Outsider art 

John Jasperse explores the Hi-Line

You get the impression John Jasperse is expecting the question: What exactly does an East Coast-bred, New York City-based modern dance choreographer—albeit one of the art’s foremost emerging talents—have to say about a Montana Hi-Line he hardly knows? The tall, wiry man pauses for a second, leans back in a chair and says casually, “Yeah, I had a little trepidation about that.”

From a local vantage point, Jasperse’s challenge seems impossible. Commissioned by Headwaters Dance Company (formerly Montana Transport Dance Company, or Mo-Trans) and Artistic Director Amy Ragsdale, Jasperse was enticed to be the second choreographic contributor to the company’s epic “Montana Suite” project—a four-part, multiyear series featuring prominent dance artists visiting the state to make work inspired by specific regions of Big Sky Country. This past summer Jasperse flew to Missoula, had lunch with Ragsdale and then, armed with an itinerary and a road map, drove alone to Browning. Over the course of eight days he made it east to Wolf Point and back, meeting with third- and fourth-generation farmers, American Indian artists and other locals. When he returned to Missoula, he had just more than two weeks to work with Montana composer Philip Aaberg and craft an original, 20-minute dance piece that captured his impressions of the expansive Hi-Line. That piece will debut at Headwaters’ annual gala performance starting Thursday, Feb. 8.

“I’ve traveled a lot,” says Jasperse, whose work has been presented across the United States, Brazil, Chile, Israel, Japan and throughout Europe, “but never there, not in those circles, or anything like it there. It was definitely an interesting experience because…not only was I coming from an outsider’s perspective as someone not from Montana, but I would say I was up from Missoula and I’m a choreographer and I’m working on a contemporary dance piece and all of this, and with each statement I could just see their eyes closing and their heads sinking…I finally just said I was there working on an art project.”

Jasperse has a sense of humor about the experience partly because, although he has never taken on a project as acutely pre-defined as the “Montana Suite,” his reputation has been forged on exactly the sort of honed perspective and sense of place this piece requires. In fact, his most prominent recent works specifically address both themes: 2005’s critically acclaimed Prone had half the audience lying on a matrix of inflatable mattresses on the stage with the option of either craning their necks to watch the dance happening around and over them, or staring up at reflective panes placed on the ceiling that showed the dance and the audience’s reactions.
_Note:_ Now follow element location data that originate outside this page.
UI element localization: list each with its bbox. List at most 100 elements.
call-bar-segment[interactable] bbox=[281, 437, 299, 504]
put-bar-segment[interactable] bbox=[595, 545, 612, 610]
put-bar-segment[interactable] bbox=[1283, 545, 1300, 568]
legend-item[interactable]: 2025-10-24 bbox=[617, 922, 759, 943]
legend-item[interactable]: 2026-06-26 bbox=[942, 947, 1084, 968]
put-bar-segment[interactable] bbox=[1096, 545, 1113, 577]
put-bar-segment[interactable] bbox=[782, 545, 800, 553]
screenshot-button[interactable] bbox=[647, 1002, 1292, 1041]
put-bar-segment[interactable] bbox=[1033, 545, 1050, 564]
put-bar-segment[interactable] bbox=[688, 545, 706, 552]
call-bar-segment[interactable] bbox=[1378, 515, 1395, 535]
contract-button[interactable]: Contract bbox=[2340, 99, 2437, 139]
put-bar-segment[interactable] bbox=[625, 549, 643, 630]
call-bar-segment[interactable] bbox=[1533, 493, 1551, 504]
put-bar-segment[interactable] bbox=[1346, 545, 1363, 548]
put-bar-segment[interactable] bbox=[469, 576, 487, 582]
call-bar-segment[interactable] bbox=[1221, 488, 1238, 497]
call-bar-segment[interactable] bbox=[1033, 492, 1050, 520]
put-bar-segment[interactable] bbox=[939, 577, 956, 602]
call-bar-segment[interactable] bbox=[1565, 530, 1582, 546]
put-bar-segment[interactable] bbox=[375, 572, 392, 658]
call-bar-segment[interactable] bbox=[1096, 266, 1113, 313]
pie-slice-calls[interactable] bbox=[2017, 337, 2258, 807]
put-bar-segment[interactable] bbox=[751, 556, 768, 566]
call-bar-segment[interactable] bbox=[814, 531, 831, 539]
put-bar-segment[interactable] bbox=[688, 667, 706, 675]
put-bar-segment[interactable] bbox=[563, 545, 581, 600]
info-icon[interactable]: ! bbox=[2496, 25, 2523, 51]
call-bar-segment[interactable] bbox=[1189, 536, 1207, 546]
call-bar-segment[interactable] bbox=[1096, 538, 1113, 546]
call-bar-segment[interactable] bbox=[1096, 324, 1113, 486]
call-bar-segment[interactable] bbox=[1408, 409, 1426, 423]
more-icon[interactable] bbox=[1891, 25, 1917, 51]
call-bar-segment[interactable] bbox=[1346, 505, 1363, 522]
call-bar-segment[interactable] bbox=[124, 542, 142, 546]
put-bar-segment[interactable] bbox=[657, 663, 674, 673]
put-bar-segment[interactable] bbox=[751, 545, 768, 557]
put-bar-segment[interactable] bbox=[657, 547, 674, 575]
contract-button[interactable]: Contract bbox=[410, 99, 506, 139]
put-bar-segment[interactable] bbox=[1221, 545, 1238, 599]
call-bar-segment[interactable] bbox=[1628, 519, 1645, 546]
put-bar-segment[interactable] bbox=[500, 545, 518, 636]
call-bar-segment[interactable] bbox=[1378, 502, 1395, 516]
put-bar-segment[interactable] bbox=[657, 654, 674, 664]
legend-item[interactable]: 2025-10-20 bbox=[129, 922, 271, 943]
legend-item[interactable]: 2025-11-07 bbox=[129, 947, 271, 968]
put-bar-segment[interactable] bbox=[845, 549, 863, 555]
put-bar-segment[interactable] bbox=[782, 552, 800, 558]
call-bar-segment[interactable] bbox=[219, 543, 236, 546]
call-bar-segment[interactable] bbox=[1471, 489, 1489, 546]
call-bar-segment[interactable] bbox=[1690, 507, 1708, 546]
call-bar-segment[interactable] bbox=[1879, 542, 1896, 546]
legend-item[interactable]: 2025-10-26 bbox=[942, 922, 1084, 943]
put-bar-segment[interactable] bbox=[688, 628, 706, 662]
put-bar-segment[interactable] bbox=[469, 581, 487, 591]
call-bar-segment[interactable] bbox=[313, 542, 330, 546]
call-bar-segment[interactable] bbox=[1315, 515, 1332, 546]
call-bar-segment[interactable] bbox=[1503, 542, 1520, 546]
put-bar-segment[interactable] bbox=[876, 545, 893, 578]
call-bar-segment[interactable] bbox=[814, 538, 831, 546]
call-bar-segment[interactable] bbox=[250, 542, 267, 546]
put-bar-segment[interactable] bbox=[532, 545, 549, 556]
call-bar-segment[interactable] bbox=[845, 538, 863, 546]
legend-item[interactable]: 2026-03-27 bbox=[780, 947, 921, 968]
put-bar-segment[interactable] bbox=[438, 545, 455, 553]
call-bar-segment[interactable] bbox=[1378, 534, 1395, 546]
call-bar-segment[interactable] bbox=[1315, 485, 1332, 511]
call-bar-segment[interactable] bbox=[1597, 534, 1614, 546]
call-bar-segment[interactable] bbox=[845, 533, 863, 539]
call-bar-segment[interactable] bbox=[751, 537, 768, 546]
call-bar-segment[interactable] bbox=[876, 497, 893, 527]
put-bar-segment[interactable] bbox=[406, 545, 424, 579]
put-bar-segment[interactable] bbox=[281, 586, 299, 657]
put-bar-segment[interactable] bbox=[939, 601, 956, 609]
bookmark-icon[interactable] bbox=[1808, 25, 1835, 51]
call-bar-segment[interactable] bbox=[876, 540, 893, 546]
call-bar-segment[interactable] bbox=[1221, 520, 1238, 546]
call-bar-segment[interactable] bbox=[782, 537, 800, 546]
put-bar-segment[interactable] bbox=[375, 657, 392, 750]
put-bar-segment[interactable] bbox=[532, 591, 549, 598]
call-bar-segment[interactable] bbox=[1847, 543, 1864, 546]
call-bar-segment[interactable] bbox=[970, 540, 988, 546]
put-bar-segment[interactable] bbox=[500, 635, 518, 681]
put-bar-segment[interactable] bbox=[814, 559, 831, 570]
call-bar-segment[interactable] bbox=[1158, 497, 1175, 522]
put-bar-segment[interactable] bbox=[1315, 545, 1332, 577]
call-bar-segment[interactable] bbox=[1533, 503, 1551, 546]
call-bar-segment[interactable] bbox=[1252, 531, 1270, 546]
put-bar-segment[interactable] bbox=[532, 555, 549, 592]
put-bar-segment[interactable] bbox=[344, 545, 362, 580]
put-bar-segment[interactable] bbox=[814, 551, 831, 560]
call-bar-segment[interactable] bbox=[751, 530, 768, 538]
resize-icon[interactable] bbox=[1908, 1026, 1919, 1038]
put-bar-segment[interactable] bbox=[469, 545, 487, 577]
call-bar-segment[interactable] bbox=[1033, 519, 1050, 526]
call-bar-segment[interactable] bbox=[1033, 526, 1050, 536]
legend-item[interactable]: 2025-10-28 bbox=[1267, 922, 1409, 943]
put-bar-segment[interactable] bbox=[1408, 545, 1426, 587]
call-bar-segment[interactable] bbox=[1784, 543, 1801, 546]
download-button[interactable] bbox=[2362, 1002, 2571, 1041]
The result was a dance as much about the audience’s perspective—and reactions—as the dance itself. In 2003’s CALIFORNIA he collaborated with architect Ammar Eloueini, who erected an enormous abstract industrial sculpture; Jasperse’s dancers interacted with it as if it were another dancer. The site-specific approach there centered on the relationship between the dancers and their surroundings. Both pieces contain comparable elements to his new work about the Hi-Line.

“I may not have a specific experience with that particular environment, but if you look at my work, there are ideas about expansive space, emptiness in relation to loneliness, and a certain kind of harshness, or some sense of a non-decorative approach, as in an economy of materials,” Jasperse says. “The way in which I approached those [past works] may be very different, but all of a sudden there is a very interesting common ground when applying it here.”

Jasperse then goes through a list of influential touchstones from his travels, both environmental and social, that inspired his finished piece, although mostly in an abstract manner. For instance, the contours of the terrain are represented by six ropes strewn horizontally across the stage for the dancers to weave through; the image of hundreds of telephone poles cutting through the landscape and disappearing into the distance led to movement phrases that the dancers repeat time and again before the moves slowly fade; and the harshness of the Hi-Line prompted Jasperse to have UM art professor Bobbi Hilton and artist Christine Milodragovich create rigid papier mâché-like costumes that partly restrict and test the dancers.

The piece is much different from last year’s “Montana Suite” installment in that, unlike fellow New York City choreographer Jane Comfort’s literal historical narrative on Butte—best described as a theatrical interpretation—Jasperse’s take leaves room for audience interpretation. That’s something the choreographer felt strongly about, not only because his work is typically open-ended, but also as a means of conveying an awareness of his self-described “outsider” perspective.

“It’s about clarity of intention,” he says. “I’m not here to say here is the place you are from…I feel like it’s pretty dangerous territory to feel like you actually understand it all. But what I can do is look at how all of these issues that I explore within my own work are reflected here. It’s an impression. It’s that place through a filter. And I found that there was a lot to say.”

Headwaters Dance Company presents its gala concert Thursday, Feb. 8, through Saturday, Feb. 10, at 7:30 PM at the MCT Performing Arts Center, with a Saturday matinee at 2 PM. The concert features seven pieces, including Part II of the “Montana Suite” project. $15/$8 matinee.